• Week Twenty Four •

About babe: 

Babe is growing steadily, having gained about 4 ounces since last week. That puts him at about 1 1/3 pounds. Since he's almost a foot long (about the length of corn), he cuts a pretty lean figure at this point, but his body is filling out proportionally and he'll soon start to plump up. His brain is also growing quickly now, and his taste buds are continuing to develop. His lungs are developing "branches" of the respiratory "tree" as well as cells that produce surfactant, a substance that will help his air sacs inflate once he hits the outside world. His skin is still thin and translucent, but that will start to change soon.

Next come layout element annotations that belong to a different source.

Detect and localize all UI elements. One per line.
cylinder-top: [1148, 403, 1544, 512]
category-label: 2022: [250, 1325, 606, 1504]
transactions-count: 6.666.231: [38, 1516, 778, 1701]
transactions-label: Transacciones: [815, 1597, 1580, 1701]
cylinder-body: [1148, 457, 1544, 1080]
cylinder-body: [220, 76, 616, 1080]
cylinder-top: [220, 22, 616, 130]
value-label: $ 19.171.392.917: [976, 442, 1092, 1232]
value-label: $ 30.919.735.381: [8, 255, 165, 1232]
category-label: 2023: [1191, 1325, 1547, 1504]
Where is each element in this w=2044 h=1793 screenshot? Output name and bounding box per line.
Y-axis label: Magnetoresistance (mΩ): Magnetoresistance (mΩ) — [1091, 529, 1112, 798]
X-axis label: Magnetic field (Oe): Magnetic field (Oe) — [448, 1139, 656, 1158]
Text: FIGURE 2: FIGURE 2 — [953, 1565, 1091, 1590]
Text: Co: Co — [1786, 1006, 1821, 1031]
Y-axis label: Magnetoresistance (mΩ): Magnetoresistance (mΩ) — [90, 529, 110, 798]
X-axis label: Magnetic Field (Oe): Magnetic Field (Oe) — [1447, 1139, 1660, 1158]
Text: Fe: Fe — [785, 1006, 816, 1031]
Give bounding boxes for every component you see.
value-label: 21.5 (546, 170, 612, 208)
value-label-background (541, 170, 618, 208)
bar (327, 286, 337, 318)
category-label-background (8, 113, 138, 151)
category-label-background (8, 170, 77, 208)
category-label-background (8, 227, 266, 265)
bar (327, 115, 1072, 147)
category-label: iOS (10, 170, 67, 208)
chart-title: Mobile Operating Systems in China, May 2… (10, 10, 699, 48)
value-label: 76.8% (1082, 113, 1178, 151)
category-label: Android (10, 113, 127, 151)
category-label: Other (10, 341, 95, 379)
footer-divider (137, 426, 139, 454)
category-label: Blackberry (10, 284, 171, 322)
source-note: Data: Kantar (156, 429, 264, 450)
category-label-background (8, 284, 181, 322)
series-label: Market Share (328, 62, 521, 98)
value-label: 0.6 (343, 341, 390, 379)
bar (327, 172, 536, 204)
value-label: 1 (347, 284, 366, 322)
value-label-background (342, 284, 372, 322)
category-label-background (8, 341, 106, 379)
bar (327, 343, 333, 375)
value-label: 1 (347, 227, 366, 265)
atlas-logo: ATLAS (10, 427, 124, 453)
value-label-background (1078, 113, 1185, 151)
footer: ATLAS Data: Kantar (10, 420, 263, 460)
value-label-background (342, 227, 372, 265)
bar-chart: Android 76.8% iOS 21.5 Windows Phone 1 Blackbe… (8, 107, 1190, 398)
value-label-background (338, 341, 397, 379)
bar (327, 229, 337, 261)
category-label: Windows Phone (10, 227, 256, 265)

Now on to me! I've been feeling okay lately, I can definitely tell the hot weather has me feeling a bit more nauseous than normal. I also have officially felt babe kick me in the ribs! I guess that makes sense since my uterus has now risen above my belly button and is now the size of a soccer ball! 

I haven't had cravings this week but I have noticed eating smaller portions is a must. I can no longer eat big meals and have to have several through out the day. I have started to get acid reflux again & hormonal break outs! As if I needed to get a breakout & feel crummy when I am getting bigger and feeling like a seal sometimes... I decided to purchase a couple new items to help my insecurity of my 20-pound weight gain... I bought two new blouses to act as cardigans because I dislike my arms & just the luv handles.. As someone who has never been this heavy before.. EVEN THOUGH I am carrying my child.. It's still hard to feel cute & confident. I, however, did notice dressing in cute dresses & outfits really does help my confidence. I know others won't say anything because I have an "excuse" or a golden ticket since I am 6 months pregnant... I just personally don't feel flattering unless I put on a cut outfit. I've noticed the weight gain in my face & that is a big insecurity of mine. Sometimes I just want to cry! I am just being completely transparent.
Spencer has been absolutely amazing & saying such nice things when I feel down. I told him how I felt briefly and he said "you're beautiful, even more beautiful carrying my son." HOW DID I GET SO LUCKY. 

He went on to say how attracted he is to me and if anything it's amplified.. I died a little inside because my heart was melting at this point!
We discussed names as well since we share a "notes" on our iphones.. I have a list of 17 names and we have a middle name picked out but the first name is a nay for all 17 as none stick out to Spen. I want something that Spencer will like just as much as I do.. So we still have acouple of months to think of names for our baby boy!

I have a maternity appointment coming up on Monday where I will get all my lab requisitions to do more blood work & also to do the glucose challenge test. I should not have any issue with that test since I have been watching my sugar intake! After this maternity appointment I'm officially seeing my doctor every 2 weeks instead of every 4 and seeing her until I'am 36 weeks pregnant then I will be seeing her every week until I deliver! Eeee! Getting a little anxious!

I also have to mention baby brain is real. It's not a myth and it has started to get really bad this week for me... It's a little discouraging BUT I know it's only temporary.